Adrian glaubt, die Dinge in die Hand nehmen zu müssen. «Ich suchte nach neuen Ansatzpunkten, um unserer Idee schneller zum Durchbruch zu verhelfen.» Er knüpft Kontakte zu «echten» Nazis wie dem Holocaust-Leugner Jürgen Rieger und beschafft sich die Schrift des NS-Ideologen Alfred Rosenberg, «Der Mythos des zwanzigsten Jahrhunderts».

Die ersten Zweifel

Doch nun kommen Zweifel in Adrian hoch. Die Theorie über Atlantis als Ursprung einer nordischen Rasse klingt so hanebüchen, dass sie nicht aufgehen kann. Der damals 23-Jährige sucht weitere Quellen, surft im Internet. Er stösst auf immer mehr Widersprüche, über die «feigen Juden», wie es doch immer hiess. Nun liest Adrian, dass die Juden in Deutschland tapfer für das Kaiserreich gekämpft hatten. Er forscht über den Holocaust, erfährt von den Verbrechen an der Zivilbevölkerung. «Wenn wir schon radikale Ideen umsetzen wollen», sagt er sich, «dann müssen sie aber auch zu hundert Prozent richtig sein.»

Der gelernte Bäcker zieht sich mehr und mehr aus der Szene zurück. Den Kameraden sagt er, er sei krank. Adrian weiss jetzt nicht mehr, woran er glauben soll. «Ich hatte meine Basis verloren. Ich kannte nichts anderes als meine Ideologie, mein gesamtes Umfeld glaubte daran.» In Internet-Foren tauscht er sich mit Nazi-Aussteigern aus. Und erkennt: Die Theorie ist falsch, an die ich glaubte.

«Die NPD ist gefährlich»

Seine Nazi-Freunde toben. Adrian bekommt Morddrohungen, in Foren werden seine Adresse und Telefonnummer angegeben. Einer ruft an: «Die Kugel für deinen Schädel ist schon gegossen.» Adrian zieht aus der Provinz nach Berlin. Hier ist er sicherer. Das war im Jahr 2000. Zehn Jahre lang hat sich Adrian für die Nazi-Aussteiger-Plattform Exit engagiert. Doch die Arbeit ist noch nicht getan. Die rechte Szene ist gut vernetzt, es gibt neben der NPD die noch radikalere Bewegung «Der dritte Weg». Adrian sagt: «Die NPD ist gefährlich.
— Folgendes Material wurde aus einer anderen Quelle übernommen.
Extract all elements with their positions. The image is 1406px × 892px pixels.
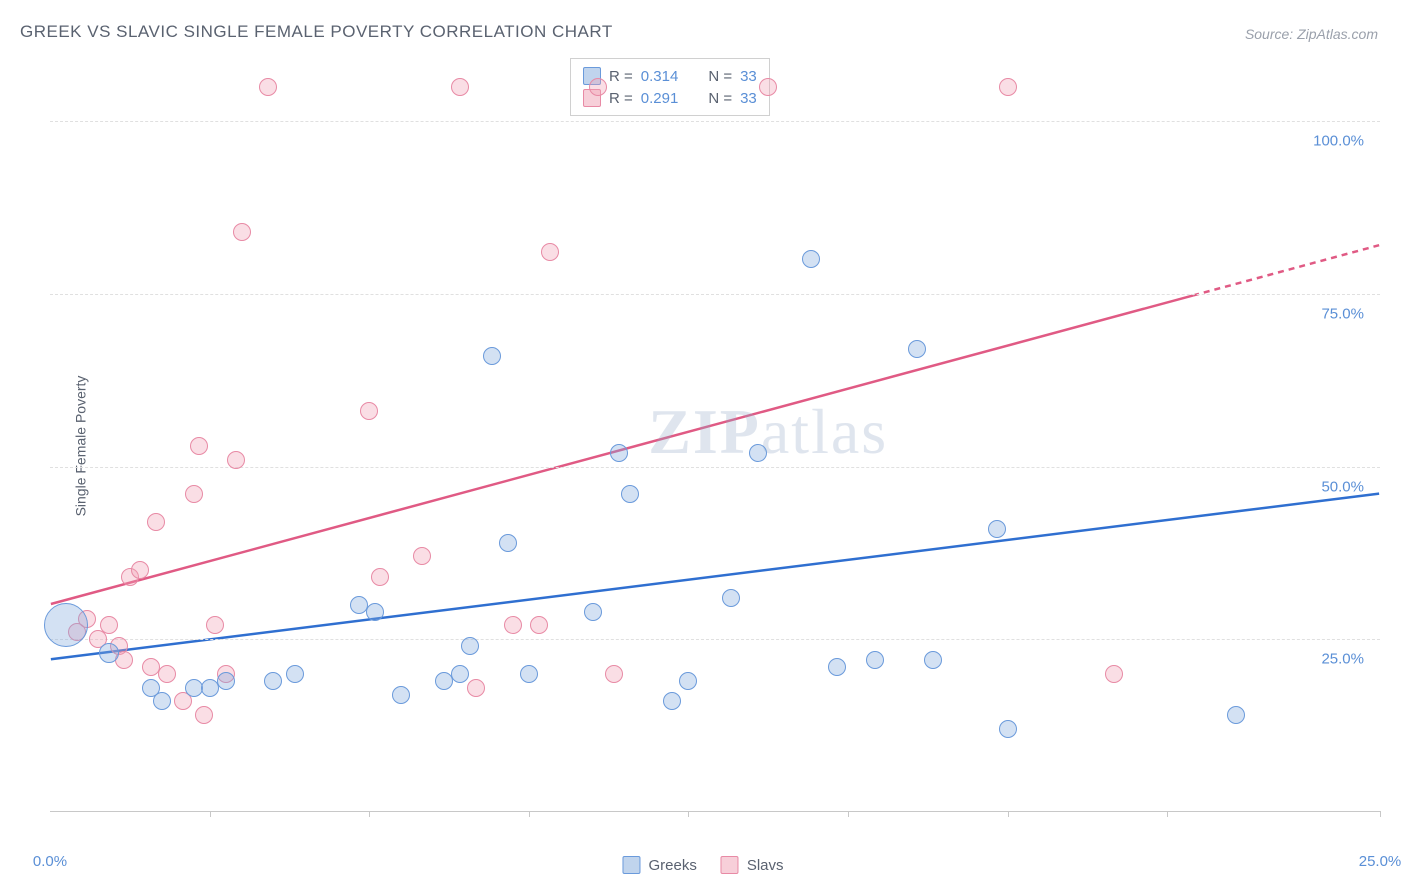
x-tick <box>688 811 689 817</box>
data-point <box>451 78 469 96</box>
data-point <box>195 706 213 724</box>
watermark-bold: ZIP <box>648 396 761 467</box>
data-point <box>663 692 681 710</box>
data-point <box>1105 665 1123 683</box>
x-axis-label-right: 25.0% <box>1359 853 1402 870</box>
x-tick <box>1167 811 1168 817</box>
gridline-h <box>50 121 1380 122</box>
data-point <box>499 534 517 552</box>
gridline-h <box>50 639 1380 640</box>
y-tick-label: 25.0% <box>1321 651 1364 668</box>
data-point <box>206 616 224 634</box>
legend-row-slavs: R = 0.291 N = 33 <box>583 87 757 109</box>
data-point <box>259 78 277 96</box>
legend-r-prefix: R = <box>609 68 633 85</box>
data-point <box>828 658 846 676</box>
watermark: ZIPatlas <box>648 395 888 469</box>
data-point <box>483 347 501 365</box>
data-point <box>722 589 740 607</box>
legend-label-slavs: Slavs <box>747 857 784 874</box>
data-point <box>924 651 942 669</box>
data-point <box>520 665 538 683</box>
data-point <box>190 437 208 455</box>
data-point <box>360 402 378 420</box>
legend-greeks-n: 33 <box>740 68 757 85</box>
data-point <box>153 692 171 710</box>
chart-title: GREEK VS SLAVIC SINGLE FEMALE POVERTY CO… <box>20 22 613 42</box>
legend-greeks-r: 0.314 <box>641 68 679 85</box>
data-point <box>467 679 485 697</box>
legend-label-greeks: Greeks <box>648 857 696 874</box>
chart-plot-area: R = 0.314 N = 33 R = 0.291 N = 33 ZIPatl… <box>50 52 1380 812</box>
watermark-light: atlas <box>761 396 888 467</box>
data-point <box>584 603 602 621</box>
data-point <box>589 78 607 96</box>
data-point <box>802 250 820 268</box>
data-point <box>371 568 389 586</box>
data-point <box>866 651 884 669</box>
y-tick-label: 50.0% <box>1321 478 1364 495</box>
data-point <box>504 616 522 634</box>
data-point <box>99 643 119 663</box>
data-point <box>749 444 767 462</box>
data-point <box>541 243 559 261</box>
data-point <box>227 451 245 469</box>
x-axis-label-left: 0.0% <box>33 853 67 870</box>
data-point <box>217 672 235 690</box>
x-tick <box>848 811 849 817</box>
y-tick-label: 100.0% <box>1313 133 1364 150</box>
data-point <box>451 665 469 683</box>
data-point <box>621 485 639 503</box>
data-point <box>530 616 548 634</box>
data-point <box>605 665 623 683</box>
x-tick <box>1008 811 1009 817</box>
legend-swatch-pink-2 <box>721 856 739 874</box>
data-point <box>185 485 203 503</box>
x-tick <box>210 811 211 817</box>
data-point <box>988 520 1006 538</box>
data-point <box>392 686 410 704</box>
legend-item-greeks: Greeks <box>622 856 696 874</box>
x-tick <box>369 811 370 817</box>
legend-slavs-n: 33 <box>740 90 757 107</box>
series-legend: Greeks Slavs <box>622 856 783 874</box>
data-point <box>100 616 118 634</box>
legend-row-greeks: R = 0.314 N = 33 <box>583 65 757 87</box>
data-point <box>999 78 1017 96</box>
legend-r-prefix2: R = <box>609 90 633 107</box>
x-tick <box>529 811 530 817</box>
data-point <box>286 665 304 683</box>
data-point <box>413 547 431 565</box>
trend-lines-svg <box>50 52 1380 811</box>
data-point <box>999 720 1017 738</box>
data-point <box>1227 706 1245 724</box>
data-point <box>461 637 479 655</box>
source-label: Source: ZipAtlas.com <box>1245 26 1378 42</box>
y-tick-label: 75.0% <box>1321 305 1364 322</box>
data-point <box>908 340 926 358</box>
data-point <box>44 603 88 647</box>
legend-n-prefix: N = <box>708 68 732 85</box>
data-point <box>264 672 282 690</box>
legend-n-prefix2: N = <box>708 90 732 107</box>
data-point <box>131 561 149 579</box>
legend-slavs-r: 0.291 <box>641 90 679 107</box>
gridline-h <box>50 294 1380 295</box>
legend-item-slavs: Slavs <box>721 856 784 874</box>
data-point <box>610 444 628 462</box>
data-point <box>233 223 251 241</box>
data-point <box>679 672 697 690</box>
data-point <box>147 513 165 531</box>
gridline-h <box>50 467 1380 468</box>
data-point <box>366 603 384 621</box>
data-point <box>158 665 176 683</box>
legend-swatch-blue-2 <box>622 856 640 874</box>
x-tick <box>1380 811 1381 817</box>
data-point <box>759 78 777 96</box>
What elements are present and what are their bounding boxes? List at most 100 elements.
Denn sie ist die Speerspitze eines sehr gewaltbereiten, nationalen Widerstands.»

Ist Adrian stolz, dass er den Ausstieg allein schaffte? «Wenn man sich mit dem Auto verfährt und wendet, ist man auch nicht stolz auf sich», sagt er. Er schämt sich spürbar für seine Vergangenheit: «Mit der Person, die ich einmal war, hätte ich heute höchstens Mitleid.»

Dieser Artikel wurde von uns erstmals am 29. Februar 2016 publiziert. Er wurde aktualisiert.